Data generation for digital simulators of metallurgical process operators

Abstract

The article deals with the formation of model implementations of time series of data (based on in-situ data) of controlled and uncontrolled impacts in simulator-training and digital modeling systems. Such simulators are becoming increasingly widespread due to the development of information and computer technologies, automated research systems, training systems, digital modeling technologies (APM modeling), as well as digital counterparts and advanced control systems. The formed implementations of impacts can characterize situations of normal process flow, emergency and pre-emergency states, or specific representative situations for training operators and technological personnel, software testing, research and tuning of algorithms and search for optimal control actions. Using examples from the metallurgical industry, the possibility of forming several interrelated impacts based on models of nonlinear dynamics and multivariate dynamic databases is shown. The Lorentz system describing the thermal convection of a fluid medium is considered as a model of the impacts formation. The model parameters for the low- and high-frequency components are determined separately, by processing in-situ data.

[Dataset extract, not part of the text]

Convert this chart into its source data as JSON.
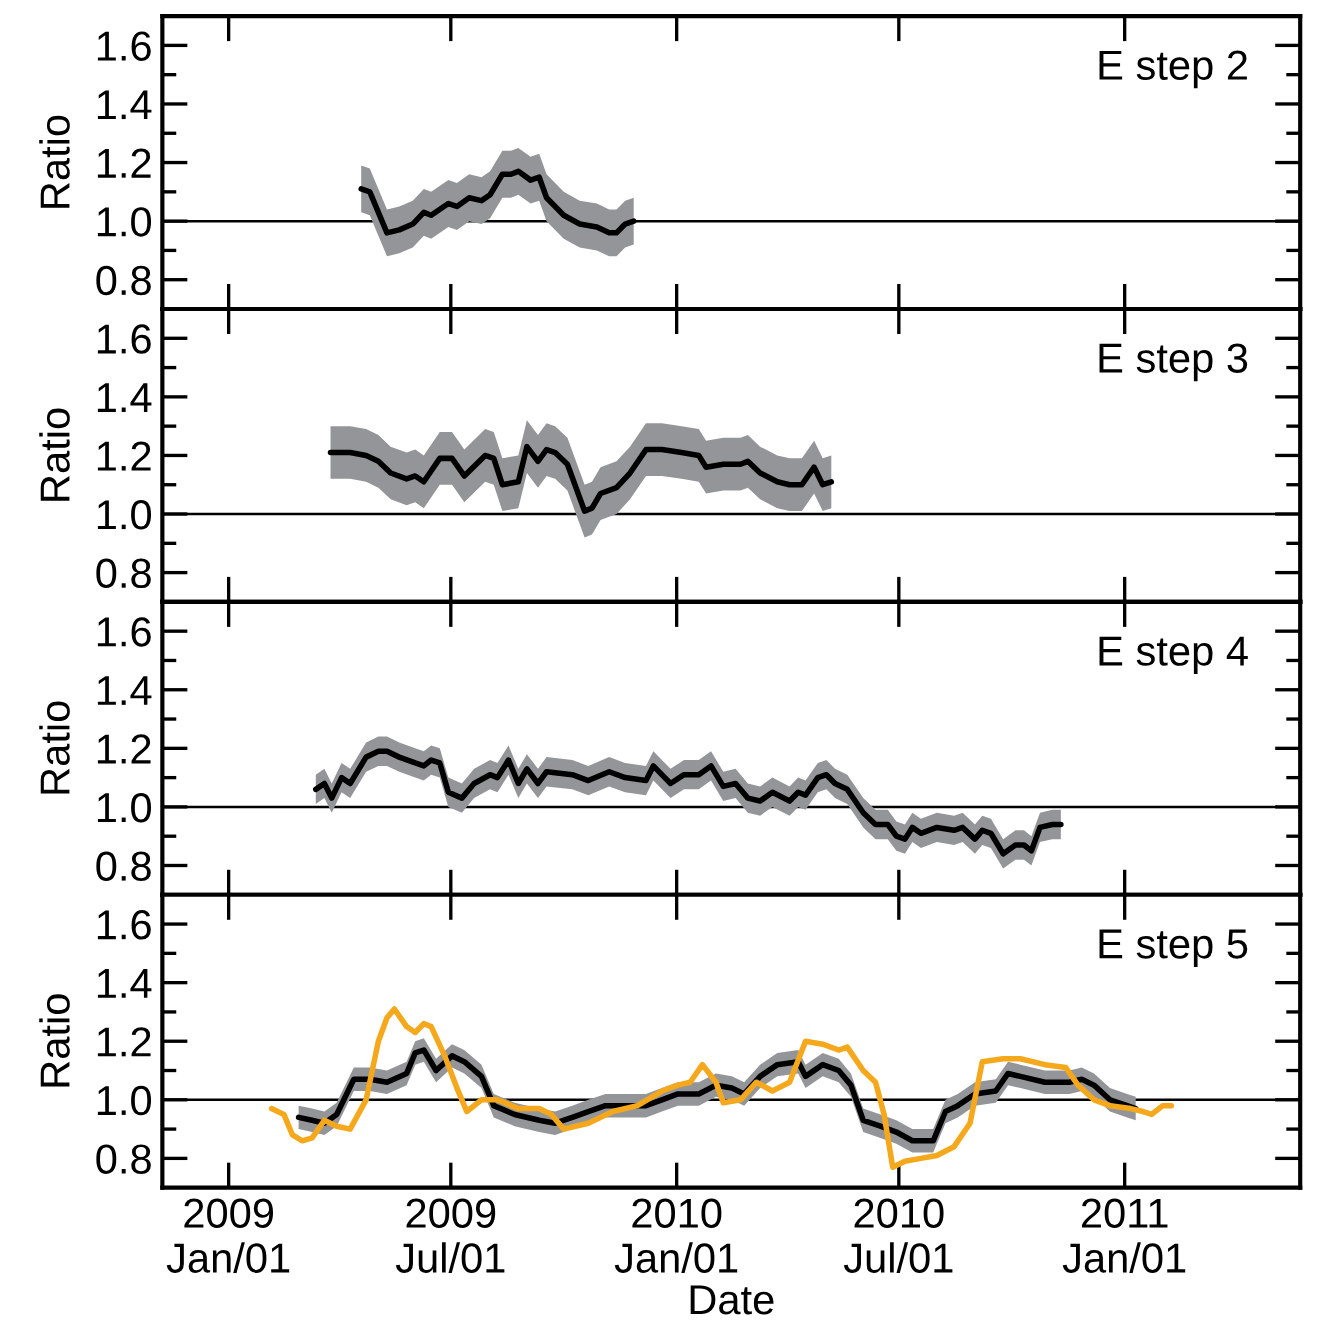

Next, a training sample is formed using normalization and relay-exponential smoothing operations. The implementations of the actions are formed taking into account the mutual correlation of data based on models of chemical dynamics and are adjusted to the specified properties on a limited sample of a given volume with the required accuracy using a generator in the form of a closed dynamic system. The generator in form of a closed dynamic system is built on the basis of a multidimensional generating autoregressive model with adjustable coefficients. An example of the formation of data series on technological parameters of a blast furnace (the degree of wear of the furnace lining, temperature sensor readings and heat flux density) is shown.